Does the temperature affect the use of the reducer?

For a normally used speed reducer, its temperature rise under rated load is theoretically independent of the ambient temperature, but is actually affected by such factors as ambient temperature. Now let's talk about the effect of temperature on gear reducer use.

Reducer

Gear reducer is a type of transmission that is driven by gears to achieve the purpose of deceleration. It is a type of gear reducer that is often seen and used in many reducers.

For normal running reducers, the temperature rise under rated load is theoretically independent of the ambient temperature, but it is actually affected by such factors as ambient temperature. This chapter is about the influence of temperature on the operation of the gear reducer.

I. Limit operating temperature of insulating material refers to the hottest temperature in winding insulation during the design life expectancy of the reducer. If the operating temperature exceeds the limit operating temperature of the material for a long time, the aging of the insulation will be aggravated and the service life will be greatly shortened. Therefore, the temperature is one of the main factors for the service life of the reducer in operation.

2. Temperature rise is the temperature difference between the reducer and the environment, which is caused by the heating of the reducer. Temperature rise is an important index in the design and operation of the reducer, which indicates the degree of heat generation of the reducer. In operation, if the temperature rise of the reducer increases abruptly, the reducer is faulty, or the air duct is blocked or the load is too heavy.
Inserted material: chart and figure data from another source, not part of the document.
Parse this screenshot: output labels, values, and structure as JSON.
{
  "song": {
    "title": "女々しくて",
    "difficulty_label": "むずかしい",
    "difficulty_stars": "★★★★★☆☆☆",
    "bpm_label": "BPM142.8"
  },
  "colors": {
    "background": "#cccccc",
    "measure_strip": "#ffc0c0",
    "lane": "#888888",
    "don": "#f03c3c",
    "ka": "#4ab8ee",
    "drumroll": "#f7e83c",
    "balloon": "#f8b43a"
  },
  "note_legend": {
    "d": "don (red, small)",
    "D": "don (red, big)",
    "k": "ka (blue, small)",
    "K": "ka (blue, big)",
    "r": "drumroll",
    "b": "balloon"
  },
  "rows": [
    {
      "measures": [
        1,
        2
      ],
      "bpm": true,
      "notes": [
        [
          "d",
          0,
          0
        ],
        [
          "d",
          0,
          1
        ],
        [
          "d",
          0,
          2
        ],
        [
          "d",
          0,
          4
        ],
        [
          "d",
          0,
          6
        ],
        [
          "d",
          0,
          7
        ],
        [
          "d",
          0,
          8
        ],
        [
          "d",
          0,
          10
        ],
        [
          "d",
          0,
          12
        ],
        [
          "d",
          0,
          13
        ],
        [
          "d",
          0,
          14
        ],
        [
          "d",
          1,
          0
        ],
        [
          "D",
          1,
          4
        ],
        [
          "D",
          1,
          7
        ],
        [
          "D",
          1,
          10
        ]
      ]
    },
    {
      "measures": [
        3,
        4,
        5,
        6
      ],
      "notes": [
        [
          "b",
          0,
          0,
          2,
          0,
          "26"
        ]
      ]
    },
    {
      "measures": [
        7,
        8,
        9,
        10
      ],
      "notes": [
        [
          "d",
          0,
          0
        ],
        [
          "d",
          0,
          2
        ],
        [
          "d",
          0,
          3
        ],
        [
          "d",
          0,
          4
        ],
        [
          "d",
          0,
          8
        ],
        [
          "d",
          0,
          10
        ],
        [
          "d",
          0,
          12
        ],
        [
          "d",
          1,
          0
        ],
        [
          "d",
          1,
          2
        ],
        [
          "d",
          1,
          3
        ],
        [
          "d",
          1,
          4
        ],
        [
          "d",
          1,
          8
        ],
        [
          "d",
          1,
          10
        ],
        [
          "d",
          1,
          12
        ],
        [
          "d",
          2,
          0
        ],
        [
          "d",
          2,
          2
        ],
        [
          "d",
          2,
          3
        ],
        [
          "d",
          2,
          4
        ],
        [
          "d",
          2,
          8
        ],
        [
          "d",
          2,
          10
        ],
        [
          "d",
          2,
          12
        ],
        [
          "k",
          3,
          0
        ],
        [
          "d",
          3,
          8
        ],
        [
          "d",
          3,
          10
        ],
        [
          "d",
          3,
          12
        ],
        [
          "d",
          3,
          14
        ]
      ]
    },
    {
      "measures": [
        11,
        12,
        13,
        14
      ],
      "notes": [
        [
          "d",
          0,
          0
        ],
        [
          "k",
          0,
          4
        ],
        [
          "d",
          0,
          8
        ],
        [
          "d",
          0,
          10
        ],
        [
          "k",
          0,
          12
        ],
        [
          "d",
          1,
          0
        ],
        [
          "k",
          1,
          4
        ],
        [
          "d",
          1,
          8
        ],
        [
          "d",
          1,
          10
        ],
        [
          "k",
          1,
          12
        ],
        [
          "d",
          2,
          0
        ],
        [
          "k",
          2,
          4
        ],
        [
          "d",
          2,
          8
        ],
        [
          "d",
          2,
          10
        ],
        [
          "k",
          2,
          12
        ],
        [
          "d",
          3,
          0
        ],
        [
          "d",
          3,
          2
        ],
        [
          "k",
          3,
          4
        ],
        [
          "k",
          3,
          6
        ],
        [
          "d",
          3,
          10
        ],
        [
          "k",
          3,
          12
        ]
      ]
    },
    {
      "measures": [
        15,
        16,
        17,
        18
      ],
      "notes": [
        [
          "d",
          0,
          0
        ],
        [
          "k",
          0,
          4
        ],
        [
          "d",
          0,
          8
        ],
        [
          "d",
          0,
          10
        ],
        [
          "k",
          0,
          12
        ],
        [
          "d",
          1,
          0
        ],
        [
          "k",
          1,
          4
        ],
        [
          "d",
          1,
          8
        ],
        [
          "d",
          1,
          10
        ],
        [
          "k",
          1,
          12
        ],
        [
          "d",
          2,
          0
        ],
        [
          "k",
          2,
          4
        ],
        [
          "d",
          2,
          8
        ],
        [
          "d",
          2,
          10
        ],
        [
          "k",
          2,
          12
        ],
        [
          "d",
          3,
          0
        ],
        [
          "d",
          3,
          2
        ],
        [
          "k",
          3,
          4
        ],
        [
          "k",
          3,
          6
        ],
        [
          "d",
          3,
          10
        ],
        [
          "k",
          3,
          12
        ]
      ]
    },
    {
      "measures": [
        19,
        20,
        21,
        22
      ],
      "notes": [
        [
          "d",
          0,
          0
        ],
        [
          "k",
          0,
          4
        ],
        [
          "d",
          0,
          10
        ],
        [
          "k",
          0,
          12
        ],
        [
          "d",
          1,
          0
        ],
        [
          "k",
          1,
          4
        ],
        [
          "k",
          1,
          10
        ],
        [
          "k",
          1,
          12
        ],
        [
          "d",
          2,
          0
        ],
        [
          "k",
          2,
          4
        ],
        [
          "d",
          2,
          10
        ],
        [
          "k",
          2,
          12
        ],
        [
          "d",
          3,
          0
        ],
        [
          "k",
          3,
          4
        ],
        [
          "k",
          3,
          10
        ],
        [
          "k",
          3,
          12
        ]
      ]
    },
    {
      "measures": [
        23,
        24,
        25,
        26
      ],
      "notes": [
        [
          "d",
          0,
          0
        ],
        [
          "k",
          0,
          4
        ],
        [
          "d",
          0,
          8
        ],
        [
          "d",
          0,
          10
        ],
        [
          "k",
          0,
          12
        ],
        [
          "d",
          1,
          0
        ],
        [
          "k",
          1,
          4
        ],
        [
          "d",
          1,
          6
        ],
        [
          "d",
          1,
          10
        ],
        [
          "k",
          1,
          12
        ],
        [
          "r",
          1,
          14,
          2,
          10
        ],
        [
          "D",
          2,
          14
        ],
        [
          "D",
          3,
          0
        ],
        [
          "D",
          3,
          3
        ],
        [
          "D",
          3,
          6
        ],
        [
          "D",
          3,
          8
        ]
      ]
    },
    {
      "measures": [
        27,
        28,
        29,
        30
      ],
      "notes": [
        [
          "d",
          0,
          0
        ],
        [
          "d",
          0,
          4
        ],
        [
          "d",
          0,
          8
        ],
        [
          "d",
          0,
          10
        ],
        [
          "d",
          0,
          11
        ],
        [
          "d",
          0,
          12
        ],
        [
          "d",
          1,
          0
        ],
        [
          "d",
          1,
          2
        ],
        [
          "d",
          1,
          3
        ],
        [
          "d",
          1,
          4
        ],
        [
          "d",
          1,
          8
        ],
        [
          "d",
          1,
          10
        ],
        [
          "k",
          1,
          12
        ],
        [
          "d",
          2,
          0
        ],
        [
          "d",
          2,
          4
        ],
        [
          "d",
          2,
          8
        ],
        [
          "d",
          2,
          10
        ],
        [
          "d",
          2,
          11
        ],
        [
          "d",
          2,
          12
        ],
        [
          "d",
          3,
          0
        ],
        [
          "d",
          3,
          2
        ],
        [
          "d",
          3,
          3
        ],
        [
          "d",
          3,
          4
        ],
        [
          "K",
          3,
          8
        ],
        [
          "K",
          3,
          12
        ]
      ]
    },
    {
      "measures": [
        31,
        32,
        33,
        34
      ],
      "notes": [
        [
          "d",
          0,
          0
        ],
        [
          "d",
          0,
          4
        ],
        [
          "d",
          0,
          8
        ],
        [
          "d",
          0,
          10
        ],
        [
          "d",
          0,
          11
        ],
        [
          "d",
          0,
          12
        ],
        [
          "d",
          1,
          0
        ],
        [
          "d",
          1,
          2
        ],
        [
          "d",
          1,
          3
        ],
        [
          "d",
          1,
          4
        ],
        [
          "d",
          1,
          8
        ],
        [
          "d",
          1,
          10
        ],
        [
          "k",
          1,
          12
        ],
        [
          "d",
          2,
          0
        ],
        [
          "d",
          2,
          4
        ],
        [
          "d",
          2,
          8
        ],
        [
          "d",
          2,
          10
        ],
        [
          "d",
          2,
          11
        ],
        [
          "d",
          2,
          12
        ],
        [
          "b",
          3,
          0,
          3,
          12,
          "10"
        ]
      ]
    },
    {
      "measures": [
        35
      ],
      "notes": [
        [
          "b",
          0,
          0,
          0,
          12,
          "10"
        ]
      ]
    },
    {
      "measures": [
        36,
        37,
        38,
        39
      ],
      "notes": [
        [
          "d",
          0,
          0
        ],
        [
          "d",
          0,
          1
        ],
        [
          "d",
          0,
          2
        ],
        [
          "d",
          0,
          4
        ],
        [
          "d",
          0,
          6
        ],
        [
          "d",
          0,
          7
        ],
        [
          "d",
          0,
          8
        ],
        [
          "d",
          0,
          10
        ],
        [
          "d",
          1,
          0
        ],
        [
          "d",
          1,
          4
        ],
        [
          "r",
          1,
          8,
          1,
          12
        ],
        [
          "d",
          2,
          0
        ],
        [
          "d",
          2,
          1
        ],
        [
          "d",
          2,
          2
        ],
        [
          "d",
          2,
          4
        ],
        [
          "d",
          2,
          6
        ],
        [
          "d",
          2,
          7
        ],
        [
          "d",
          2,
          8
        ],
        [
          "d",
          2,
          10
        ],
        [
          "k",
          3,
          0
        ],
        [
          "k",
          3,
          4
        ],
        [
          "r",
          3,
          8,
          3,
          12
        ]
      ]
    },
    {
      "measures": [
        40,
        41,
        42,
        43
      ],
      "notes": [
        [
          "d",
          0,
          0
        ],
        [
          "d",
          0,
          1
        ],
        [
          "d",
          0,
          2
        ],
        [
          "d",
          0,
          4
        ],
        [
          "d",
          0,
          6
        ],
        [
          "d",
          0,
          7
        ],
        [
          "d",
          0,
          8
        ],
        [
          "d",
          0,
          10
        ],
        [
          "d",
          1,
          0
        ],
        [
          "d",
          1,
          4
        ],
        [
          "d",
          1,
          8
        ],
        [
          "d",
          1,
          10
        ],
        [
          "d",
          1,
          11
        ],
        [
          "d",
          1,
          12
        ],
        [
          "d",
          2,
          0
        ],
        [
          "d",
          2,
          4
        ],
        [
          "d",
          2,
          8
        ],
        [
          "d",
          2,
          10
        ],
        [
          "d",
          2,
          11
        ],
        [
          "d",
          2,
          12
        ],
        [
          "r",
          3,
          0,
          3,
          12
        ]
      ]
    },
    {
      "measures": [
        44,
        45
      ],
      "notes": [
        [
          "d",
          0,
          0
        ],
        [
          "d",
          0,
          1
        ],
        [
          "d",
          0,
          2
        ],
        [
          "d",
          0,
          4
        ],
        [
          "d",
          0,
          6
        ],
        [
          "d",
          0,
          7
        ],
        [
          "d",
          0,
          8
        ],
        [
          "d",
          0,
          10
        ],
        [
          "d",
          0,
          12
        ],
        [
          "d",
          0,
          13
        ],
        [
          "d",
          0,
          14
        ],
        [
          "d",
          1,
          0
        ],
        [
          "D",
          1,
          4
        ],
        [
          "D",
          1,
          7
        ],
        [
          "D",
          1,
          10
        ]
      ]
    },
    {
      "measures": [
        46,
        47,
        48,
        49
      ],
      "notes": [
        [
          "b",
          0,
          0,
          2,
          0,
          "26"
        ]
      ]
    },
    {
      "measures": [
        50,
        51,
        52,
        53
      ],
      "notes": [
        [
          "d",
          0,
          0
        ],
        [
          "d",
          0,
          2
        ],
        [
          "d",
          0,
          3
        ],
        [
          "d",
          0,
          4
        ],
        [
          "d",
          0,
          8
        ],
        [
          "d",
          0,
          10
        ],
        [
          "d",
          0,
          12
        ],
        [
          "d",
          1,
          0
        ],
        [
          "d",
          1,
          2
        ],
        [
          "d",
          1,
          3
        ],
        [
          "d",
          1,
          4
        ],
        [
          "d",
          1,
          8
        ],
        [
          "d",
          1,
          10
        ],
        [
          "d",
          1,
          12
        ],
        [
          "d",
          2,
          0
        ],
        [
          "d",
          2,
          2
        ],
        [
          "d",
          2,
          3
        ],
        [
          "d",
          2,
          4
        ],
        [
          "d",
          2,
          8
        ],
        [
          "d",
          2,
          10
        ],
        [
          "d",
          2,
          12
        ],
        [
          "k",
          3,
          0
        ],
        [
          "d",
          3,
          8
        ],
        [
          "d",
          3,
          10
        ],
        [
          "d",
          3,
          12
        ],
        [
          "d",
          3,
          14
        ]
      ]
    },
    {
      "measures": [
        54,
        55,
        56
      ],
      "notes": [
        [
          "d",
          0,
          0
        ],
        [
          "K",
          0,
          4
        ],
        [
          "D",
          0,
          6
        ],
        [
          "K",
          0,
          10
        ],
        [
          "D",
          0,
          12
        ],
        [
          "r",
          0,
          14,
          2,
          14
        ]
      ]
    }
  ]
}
3. When we use the reducer, the iron core of the reducer will lose its iron in the alternating magnetic field. After the winding is energized, copper loss and other stray losses will occur. These things like these all cause the temperature of the reducer to rise. There is also heat dissipation in the gear reducer. Equilibrium is achieved when heat and heat are equally dissipated, if the temperature does not rise any more and stabilizes on a level surface. When heat is increased or heat dissipation is reduced, this destroys the equilibrium, causing the temperature to continue to rise and the temperature difference to be enlarged, which increases heat dissipation and enables a new equilibrium to be achieved at a higher temperature.